Trevor and Budgie to help boost barbel populations on iconic Hampshire Avon

Avon Roach Project switch focus to barbel stocks

by Angling Times |

THE men behind the hugely successful Avon Roach Project have said they now plan to use their expertise to try to help boost stocks of barbel on the famous waterway.

Trevor Harrop, who along with Budgie Price has overseen the rejuvenation of the southern river’s redfin stocks over the past 15 years, said his team have already begun identifying potential spawning sites for barbel with a view to improving them and helping improve recruitment over the coming years.

He told Angling Times:

“When stocking roach in a mill stream on the river we found a classic chub and barbel spawning area and this will be our pilot site. We aim to carry out gravel enhancement work, and monitor our progress.

“We’ve also mapped other spawning sites across the river and are analysing them to see which may need improving. The work could be as simple as getting in with wellies and kicking the gravel over or may include installing flow deflectors or even jet cleaning the gravels.

“These are commonly used practices for trout and salmon which, like barbel, require clean gravels to spawn. So why wouldn’t it work for barbel?
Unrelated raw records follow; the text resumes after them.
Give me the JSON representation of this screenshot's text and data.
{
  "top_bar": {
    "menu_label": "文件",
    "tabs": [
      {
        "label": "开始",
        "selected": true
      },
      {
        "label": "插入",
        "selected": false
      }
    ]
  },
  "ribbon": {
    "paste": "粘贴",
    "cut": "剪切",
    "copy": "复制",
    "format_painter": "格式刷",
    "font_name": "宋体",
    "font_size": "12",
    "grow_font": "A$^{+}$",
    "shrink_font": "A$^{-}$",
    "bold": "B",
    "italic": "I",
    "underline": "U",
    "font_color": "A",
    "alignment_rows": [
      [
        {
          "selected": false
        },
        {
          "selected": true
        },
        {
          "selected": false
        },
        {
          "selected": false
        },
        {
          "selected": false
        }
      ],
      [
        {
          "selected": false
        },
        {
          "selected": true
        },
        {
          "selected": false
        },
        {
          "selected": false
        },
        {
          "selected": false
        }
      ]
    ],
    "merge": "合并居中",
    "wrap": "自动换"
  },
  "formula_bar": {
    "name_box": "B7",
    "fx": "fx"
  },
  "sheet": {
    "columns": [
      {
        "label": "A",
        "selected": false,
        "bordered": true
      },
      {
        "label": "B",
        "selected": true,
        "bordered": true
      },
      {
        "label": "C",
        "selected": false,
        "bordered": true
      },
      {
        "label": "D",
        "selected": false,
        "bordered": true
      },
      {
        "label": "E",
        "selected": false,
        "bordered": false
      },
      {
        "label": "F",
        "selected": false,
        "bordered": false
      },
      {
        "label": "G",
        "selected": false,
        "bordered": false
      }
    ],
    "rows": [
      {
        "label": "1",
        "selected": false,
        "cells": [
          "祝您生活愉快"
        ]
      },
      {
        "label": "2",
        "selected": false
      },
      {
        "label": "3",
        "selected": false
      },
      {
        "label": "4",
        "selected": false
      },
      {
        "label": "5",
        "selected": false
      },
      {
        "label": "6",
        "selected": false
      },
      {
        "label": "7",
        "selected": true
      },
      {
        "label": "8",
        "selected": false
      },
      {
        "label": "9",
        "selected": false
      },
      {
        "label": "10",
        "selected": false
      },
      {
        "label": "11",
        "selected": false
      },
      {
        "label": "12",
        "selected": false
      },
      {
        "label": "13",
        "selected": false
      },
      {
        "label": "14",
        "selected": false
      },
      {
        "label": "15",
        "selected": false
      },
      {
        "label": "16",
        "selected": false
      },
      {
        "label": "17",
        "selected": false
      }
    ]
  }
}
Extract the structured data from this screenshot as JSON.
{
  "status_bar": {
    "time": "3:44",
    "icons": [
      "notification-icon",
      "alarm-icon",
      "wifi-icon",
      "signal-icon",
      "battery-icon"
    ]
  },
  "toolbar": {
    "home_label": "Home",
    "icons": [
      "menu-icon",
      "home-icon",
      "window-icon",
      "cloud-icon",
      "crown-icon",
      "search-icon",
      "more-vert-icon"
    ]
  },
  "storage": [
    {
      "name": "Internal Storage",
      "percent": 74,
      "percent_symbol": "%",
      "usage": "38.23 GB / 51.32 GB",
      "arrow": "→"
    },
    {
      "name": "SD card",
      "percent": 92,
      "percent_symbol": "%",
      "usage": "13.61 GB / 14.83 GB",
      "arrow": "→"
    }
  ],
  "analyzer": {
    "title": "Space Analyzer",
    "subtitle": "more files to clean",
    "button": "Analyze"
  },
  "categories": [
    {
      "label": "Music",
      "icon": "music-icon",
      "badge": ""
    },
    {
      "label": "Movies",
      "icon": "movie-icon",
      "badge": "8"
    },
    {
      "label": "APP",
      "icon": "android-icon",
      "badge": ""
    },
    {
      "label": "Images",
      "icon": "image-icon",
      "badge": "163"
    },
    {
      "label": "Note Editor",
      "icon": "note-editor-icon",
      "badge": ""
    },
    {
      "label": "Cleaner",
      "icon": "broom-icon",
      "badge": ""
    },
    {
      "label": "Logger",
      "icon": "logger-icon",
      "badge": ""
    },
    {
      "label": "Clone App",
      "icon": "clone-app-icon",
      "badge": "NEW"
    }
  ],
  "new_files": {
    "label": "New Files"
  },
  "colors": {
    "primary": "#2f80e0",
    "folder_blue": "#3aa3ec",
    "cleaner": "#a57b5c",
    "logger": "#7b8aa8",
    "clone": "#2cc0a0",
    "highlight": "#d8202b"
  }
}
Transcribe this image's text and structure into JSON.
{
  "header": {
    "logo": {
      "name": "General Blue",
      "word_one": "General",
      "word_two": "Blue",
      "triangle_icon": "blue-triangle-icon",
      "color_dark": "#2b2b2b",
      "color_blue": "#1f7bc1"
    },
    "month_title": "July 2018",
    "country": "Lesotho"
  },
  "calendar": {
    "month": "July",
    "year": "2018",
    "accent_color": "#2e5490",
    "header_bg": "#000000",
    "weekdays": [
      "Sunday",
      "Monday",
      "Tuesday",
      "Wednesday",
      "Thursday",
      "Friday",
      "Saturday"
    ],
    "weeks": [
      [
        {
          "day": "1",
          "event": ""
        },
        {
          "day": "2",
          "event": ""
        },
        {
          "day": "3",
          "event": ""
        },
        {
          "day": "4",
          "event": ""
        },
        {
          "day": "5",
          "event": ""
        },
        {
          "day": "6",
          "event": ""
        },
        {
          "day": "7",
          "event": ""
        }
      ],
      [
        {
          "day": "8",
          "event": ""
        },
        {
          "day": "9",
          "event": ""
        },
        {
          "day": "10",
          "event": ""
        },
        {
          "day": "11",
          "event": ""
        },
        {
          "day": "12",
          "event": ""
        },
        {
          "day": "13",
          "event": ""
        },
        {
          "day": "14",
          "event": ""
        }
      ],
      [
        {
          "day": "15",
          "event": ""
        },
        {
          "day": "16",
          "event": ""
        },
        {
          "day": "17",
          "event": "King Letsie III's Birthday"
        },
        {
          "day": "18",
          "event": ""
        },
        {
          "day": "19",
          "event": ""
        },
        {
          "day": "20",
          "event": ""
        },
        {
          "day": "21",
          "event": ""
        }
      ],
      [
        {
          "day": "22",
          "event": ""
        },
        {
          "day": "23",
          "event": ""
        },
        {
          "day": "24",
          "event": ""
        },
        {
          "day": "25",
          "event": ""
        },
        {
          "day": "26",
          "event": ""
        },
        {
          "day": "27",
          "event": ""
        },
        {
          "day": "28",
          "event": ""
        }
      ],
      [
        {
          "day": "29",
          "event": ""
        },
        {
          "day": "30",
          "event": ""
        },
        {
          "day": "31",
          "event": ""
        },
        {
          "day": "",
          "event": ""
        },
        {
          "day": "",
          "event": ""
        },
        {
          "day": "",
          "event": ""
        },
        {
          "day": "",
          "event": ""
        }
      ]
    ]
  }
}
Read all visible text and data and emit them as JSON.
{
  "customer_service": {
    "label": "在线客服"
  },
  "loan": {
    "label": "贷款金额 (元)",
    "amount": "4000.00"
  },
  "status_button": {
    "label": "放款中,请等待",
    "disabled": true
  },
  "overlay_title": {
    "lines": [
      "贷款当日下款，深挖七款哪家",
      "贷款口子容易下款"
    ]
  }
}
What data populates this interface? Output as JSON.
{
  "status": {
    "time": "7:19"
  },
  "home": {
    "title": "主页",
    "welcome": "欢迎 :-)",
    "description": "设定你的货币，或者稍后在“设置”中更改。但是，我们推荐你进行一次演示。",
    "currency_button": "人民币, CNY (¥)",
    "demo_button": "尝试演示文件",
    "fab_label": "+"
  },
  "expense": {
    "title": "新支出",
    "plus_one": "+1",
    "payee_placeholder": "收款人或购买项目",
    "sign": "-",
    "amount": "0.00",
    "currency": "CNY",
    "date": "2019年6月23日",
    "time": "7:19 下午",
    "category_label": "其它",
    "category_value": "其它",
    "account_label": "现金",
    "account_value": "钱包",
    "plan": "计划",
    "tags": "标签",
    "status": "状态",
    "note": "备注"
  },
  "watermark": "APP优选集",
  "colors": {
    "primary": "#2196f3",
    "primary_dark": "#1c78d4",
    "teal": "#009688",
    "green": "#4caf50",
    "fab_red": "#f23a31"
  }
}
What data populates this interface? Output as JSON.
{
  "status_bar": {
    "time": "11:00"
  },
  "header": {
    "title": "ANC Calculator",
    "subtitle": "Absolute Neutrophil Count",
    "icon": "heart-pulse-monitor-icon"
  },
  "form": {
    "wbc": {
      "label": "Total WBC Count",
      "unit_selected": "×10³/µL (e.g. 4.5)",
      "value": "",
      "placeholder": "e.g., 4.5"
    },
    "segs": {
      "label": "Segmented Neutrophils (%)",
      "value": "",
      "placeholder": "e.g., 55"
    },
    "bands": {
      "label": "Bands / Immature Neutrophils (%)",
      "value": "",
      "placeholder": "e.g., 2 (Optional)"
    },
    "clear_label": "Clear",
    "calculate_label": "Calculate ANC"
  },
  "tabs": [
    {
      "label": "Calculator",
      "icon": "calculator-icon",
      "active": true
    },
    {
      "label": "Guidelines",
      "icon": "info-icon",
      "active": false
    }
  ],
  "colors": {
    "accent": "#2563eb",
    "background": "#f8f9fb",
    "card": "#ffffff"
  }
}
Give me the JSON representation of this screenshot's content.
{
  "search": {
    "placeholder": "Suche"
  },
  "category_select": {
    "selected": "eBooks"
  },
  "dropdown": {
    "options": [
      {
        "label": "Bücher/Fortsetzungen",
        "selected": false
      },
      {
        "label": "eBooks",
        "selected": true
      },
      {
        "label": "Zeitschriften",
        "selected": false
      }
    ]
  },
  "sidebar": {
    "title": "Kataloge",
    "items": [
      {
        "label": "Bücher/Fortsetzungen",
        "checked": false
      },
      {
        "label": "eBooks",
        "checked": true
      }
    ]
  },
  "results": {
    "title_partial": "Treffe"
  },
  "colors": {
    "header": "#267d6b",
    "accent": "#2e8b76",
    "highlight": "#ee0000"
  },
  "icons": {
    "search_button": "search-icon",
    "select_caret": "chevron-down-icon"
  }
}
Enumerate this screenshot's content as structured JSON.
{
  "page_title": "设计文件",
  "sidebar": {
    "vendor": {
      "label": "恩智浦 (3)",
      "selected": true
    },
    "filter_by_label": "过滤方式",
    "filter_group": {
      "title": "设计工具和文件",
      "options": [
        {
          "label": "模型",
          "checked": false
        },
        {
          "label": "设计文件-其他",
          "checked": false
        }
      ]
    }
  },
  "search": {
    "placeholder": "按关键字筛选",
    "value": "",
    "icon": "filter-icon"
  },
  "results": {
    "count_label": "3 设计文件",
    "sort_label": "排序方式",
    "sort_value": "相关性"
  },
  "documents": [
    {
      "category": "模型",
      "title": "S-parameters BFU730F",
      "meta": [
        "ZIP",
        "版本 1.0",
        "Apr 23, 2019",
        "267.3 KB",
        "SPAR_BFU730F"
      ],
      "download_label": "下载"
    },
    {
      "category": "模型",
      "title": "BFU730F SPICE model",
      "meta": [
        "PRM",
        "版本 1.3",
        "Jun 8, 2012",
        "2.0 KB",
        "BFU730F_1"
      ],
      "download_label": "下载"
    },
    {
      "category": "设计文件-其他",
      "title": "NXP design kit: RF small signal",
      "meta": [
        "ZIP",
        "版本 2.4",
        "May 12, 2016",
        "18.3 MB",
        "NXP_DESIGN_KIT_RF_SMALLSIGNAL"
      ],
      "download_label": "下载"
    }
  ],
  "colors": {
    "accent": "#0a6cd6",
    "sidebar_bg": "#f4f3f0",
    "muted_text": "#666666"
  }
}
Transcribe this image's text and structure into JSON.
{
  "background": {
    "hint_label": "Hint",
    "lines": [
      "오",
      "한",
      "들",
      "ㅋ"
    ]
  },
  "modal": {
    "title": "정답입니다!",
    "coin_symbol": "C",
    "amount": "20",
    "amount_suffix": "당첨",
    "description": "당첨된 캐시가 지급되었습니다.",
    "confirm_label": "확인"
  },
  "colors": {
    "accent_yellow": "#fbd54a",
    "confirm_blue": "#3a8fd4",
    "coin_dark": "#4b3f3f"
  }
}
“Historically, periods of natural flooding have resulted in cleaner gravels the following seasons and better numbers of barbel, so we can try to replicate this effect ourselves.”

The Avon Roach Project will be helping boost barbel numbers next
The Avon Roach Project will be helping boost barbel numbers next ©Shutterstock


Trevor’s team will be working closely with the Environment Agency to begin with and said the success of the ARP has gone a long way in helping to forge important working relationships.

“The EA will be monitoring our progress and keeping a close eye on the work, so that we don’t make any negative changes to the in-river habitat, but our track record is strong in these areas, which has given us an element of trust. While this won’t be an Avon Barbel Project as such, we aim to help the species natural recruitment in the river and boost their numbers,” he said.

“In a time when there are unneeded petitions for otter controls, why not see if we can tackle the other factors that are impacting barbel populations and actually make a difference?

“All our rivers need a little TLC, and the little things go a long way. Through our work with the roach it was so rewarding to see the big impact that just a little helping hand can have.”

“All our rivers need a little TLC" - Trevor Harrop
“All our rivers need a little TLC" - Trevor Harrop


Trevor and his team’s plans have been roundly welcomed by barbel anglers, including southern specialist Pete Reading, who has fished the river for 40 years and says that any work to boost habitat and recruitment will help the long term future of barbel year classes for generations to come.

“Barbel fishing on the Avon has changed. Back in the 1980s I’d catch 100 barbel in a year. These days, I might catch 60 in a year, but they’ll be bigger fish. There’s a sustainable population, but any extra help is welcome, particularly work to improve habitat. This will benefit not just barbel, but all species, from dace to salmon. It’d be great to see more fry bays put in, as well as trees and flow deflectors to keep the gravel cleaned. It will bode very well for the future of this great river.”